Requesting Entity: Department of Budget and Management-Regional Office X
Issues Concern: Splitting of Procurement Contracts
Details
Whether or not the listing of six (6) different projects – advertised with separate and different programs of work and with individual Approved Budget for the Contracts (ABCs) – in a single SARO constitute Splitting of Contracts.
The concept of splitting of government (procurement) contracts as defined [in Section 54.1 of the IRR-A] pre-supposes singularity of a procurement project but which, by any act of the procuring entity or its personnel, was divided or broken into smaller quantities and/or amount, or was divided into artificial implementation phases or stages. To be within the legal contemplation of the concept, said act must have been done for the purpose of circumventing or evading legal and procedural requirements.
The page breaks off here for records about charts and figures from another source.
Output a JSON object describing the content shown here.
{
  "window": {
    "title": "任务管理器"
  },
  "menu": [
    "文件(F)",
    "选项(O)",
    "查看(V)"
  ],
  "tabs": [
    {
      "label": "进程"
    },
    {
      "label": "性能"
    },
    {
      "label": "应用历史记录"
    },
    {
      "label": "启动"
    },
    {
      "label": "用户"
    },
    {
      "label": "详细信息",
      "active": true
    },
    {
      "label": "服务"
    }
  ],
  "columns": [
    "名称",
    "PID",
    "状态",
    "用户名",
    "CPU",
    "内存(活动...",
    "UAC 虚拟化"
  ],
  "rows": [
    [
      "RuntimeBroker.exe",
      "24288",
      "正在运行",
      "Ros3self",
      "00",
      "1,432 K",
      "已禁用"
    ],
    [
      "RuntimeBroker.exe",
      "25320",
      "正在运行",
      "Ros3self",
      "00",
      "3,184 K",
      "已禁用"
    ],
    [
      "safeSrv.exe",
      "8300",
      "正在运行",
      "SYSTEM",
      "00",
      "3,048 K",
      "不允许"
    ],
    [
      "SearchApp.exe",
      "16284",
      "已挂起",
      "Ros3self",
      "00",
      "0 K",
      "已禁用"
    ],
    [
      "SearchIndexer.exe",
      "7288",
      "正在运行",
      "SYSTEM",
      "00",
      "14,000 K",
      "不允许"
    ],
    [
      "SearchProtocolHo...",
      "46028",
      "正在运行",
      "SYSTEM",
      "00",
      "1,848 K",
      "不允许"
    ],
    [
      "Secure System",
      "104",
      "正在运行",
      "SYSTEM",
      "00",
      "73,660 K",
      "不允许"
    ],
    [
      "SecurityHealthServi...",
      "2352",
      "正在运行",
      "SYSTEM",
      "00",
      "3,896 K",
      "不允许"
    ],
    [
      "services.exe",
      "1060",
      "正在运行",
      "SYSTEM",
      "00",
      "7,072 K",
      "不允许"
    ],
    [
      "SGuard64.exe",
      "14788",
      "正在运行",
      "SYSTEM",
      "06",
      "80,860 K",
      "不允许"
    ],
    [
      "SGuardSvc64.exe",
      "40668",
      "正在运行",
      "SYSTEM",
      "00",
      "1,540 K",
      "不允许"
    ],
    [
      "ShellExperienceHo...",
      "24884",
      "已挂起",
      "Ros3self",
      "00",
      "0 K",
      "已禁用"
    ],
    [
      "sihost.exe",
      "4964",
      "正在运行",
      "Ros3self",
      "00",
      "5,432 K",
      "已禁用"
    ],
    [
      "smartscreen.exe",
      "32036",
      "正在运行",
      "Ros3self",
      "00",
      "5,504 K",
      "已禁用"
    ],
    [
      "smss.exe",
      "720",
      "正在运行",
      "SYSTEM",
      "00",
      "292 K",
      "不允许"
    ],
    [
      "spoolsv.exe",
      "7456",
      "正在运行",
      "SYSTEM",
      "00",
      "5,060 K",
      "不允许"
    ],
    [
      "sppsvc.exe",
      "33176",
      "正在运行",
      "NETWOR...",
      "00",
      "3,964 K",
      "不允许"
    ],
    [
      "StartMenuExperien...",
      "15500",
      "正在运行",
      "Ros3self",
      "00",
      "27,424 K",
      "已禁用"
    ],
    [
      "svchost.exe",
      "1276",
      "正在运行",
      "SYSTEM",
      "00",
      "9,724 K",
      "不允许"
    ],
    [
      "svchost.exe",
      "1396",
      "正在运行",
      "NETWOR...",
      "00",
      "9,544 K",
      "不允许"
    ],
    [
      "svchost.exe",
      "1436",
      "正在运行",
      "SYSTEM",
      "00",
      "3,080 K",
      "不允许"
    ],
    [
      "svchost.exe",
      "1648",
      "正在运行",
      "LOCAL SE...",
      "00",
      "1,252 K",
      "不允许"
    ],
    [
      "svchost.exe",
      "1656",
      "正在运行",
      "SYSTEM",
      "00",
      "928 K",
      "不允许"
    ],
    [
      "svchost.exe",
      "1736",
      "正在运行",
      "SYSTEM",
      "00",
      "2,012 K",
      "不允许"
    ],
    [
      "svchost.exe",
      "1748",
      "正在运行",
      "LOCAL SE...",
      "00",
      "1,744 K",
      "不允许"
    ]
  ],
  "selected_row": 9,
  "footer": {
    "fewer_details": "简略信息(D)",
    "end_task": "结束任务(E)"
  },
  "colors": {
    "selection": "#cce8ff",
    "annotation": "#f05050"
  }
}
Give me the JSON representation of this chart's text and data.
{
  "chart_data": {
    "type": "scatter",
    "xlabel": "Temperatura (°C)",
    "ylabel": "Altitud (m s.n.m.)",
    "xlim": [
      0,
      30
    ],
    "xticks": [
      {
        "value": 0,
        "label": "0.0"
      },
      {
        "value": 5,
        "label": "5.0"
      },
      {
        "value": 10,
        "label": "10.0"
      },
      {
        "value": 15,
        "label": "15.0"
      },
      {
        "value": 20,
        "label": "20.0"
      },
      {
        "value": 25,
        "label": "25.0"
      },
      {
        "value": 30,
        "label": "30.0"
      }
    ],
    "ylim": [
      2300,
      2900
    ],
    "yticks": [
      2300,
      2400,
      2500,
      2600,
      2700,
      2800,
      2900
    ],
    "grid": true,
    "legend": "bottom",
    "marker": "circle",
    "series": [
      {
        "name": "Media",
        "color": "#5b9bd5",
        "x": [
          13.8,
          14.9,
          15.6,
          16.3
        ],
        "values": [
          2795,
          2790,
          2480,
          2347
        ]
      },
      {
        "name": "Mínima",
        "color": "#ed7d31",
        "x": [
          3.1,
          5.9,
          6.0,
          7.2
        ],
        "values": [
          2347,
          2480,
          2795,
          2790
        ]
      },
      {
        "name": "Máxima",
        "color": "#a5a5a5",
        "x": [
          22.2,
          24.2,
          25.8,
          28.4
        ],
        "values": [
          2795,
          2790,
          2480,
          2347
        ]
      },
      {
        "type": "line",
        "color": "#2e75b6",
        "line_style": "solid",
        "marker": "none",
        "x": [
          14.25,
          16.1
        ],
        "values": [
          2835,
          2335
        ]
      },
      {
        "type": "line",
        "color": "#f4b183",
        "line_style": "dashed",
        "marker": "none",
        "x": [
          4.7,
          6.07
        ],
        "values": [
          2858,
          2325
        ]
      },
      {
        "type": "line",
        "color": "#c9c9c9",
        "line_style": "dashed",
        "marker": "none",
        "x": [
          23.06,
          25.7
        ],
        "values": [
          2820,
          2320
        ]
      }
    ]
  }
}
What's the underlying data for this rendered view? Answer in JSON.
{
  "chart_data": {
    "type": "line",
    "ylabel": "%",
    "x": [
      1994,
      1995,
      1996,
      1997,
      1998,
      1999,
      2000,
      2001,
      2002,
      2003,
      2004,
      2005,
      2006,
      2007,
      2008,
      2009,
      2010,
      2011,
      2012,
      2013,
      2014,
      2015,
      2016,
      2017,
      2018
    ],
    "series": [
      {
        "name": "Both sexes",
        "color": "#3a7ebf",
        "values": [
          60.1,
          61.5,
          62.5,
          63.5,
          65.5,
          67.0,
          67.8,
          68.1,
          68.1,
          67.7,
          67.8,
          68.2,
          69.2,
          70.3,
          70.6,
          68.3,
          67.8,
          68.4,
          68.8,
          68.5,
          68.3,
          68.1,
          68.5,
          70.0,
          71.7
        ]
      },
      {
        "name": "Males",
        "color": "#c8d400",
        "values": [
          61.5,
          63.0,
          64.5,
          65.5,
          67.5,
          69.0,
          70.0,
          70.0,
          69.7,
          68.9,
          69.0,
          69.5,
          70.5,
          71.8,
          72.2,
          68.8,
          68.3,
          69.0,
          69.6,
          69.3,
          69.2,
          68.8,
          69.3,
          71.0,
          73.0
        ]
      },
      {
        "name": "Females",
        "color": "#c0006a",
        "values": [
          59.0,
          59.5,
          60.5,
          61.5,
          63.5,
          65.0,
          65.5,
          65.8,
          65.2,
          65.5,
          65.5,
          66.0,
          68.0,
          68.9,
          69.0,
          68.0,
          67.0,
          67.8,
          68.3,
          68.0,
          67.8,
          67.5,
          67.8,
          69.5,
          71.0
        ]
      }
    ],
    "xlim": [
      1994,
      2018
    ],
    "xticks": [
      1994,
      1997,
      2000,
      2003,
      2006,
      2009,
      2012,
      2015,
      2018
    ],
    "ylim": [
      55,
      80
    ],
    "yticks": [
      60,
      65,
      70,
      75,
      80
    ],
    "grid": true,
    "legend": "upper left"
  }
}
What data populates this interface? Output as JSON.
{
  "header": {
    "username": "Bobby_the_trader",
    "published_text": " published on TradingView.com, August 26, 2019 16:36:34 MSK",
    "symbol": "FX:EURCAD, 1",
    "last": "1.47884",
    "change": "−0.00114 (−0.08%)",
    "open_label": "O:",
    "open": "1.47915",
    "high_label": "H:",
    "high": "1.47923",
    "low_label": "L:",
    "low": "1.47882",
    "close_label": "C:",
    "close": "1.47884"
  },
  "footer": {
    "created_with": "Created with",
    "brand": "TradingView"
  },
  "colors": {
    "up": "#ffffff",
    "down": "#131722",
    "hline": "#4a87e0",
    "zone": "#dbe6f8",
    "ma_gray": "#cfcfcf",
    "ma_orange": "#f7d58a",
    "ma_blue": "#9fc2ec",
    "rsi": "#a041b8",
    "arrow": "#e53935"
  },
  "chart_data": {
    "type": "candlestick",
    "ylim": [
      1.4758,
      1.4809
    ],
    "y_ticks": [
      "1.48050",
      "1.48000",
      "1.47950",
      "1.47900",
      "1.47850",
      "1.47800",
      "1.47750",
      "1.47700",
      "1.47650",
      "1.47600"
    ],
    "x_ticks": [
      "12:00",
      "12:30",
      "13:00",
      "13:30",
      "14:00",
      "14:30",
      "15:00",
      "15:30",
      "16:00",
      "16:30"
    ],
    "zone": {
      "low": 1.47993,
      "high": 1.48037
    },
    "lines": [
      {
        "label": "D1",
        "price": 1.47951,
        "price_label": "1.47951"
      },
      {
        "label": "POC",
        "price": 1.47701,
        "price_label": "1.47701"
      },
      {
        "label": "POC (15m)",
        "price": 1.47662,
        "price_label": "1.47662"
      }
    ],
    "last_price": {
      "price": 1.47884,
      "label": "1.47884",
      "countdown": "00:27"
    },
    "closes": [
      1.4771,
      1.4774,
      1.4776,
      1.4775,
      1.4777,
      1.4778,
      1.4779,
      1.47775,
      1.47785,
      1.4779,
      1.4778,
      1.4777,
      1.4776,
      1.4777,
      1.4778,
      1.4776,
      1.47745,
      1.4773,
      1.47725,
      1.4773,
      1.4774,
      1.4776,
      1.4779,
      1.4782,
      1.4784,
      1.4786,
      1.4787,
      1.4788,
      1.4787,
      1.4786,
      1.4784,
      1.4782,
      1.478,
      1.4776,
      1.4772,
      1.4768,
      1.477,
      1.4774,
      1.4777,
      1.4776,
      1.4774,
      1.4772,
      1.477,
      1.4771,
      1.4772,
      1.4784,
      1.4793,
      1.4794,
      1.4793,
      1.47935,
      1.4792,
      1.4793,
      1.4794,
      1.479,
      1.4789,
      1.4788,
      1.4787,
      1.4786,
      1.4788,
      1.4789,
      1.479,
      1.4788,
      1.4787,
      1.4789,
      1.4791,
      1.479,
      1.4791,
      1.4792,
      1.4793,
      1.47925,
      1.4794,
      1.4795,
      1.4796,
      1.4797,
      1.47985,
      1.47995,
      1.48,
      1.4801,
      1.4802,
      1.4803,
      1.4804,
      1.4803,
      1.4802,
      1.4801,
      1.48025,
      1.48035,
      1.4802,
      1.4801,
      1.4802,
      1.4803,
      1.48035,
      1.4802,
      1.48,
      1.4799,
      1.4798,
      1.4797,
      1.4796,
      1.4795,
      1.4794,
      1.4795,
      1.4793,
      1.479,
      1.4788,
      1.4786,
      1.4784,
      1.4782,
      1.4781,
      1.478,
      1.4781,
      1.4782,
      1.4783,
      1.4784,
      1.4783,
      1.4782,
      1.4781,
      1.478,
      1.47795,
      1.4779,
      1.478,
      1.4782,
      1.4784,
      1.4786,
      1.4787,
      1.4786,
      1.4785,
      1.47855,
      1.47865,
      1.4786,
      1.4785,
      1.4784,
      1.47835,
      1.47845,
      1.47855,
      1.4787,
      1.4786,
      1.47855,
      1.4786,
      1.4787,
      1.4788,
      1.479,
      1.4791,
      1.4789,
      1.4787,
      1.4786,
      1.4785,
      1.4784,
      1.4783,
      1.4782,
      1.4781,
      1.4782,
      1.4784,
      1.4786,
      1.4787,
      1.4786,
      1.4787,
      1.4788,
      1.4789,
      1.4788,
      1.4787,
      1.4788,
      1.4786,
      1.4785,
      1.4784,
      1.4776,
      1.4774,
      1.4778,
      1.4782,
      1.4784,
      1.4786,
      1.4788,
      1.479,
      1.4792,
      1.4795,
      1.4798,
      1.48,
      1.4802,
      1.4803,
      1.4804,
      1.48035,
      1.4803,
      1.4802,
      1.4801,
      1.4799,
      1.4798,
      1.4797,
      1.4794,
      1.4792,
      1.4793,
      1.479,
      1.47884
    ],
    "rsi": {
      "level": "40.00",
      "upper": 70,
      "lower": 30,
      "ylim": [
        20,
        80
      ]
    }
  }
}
The project by its nature must have been considered as one project and therefore must have been captured in a single Procurement Project Management Plan so that to divide it into smaller quantities or phases would be unreasonable. In this case, the splitting is practically reduced to an artificial scheme to make multiple awards without clear advantage for the government and to side-step existing rules and provisions of law.
Contrary to this concept, in the instant case, where multiple projects with different and separate programs of work and individual ABCs are, perhaps by force of events or chance, contained in a single SARO, the same is not automatically a case of splitting of contracts. By fact alone of all six (6) projects embodied in one SARO does not translate the implementation of said projects to a splitting of government contracts as prohibited under the law.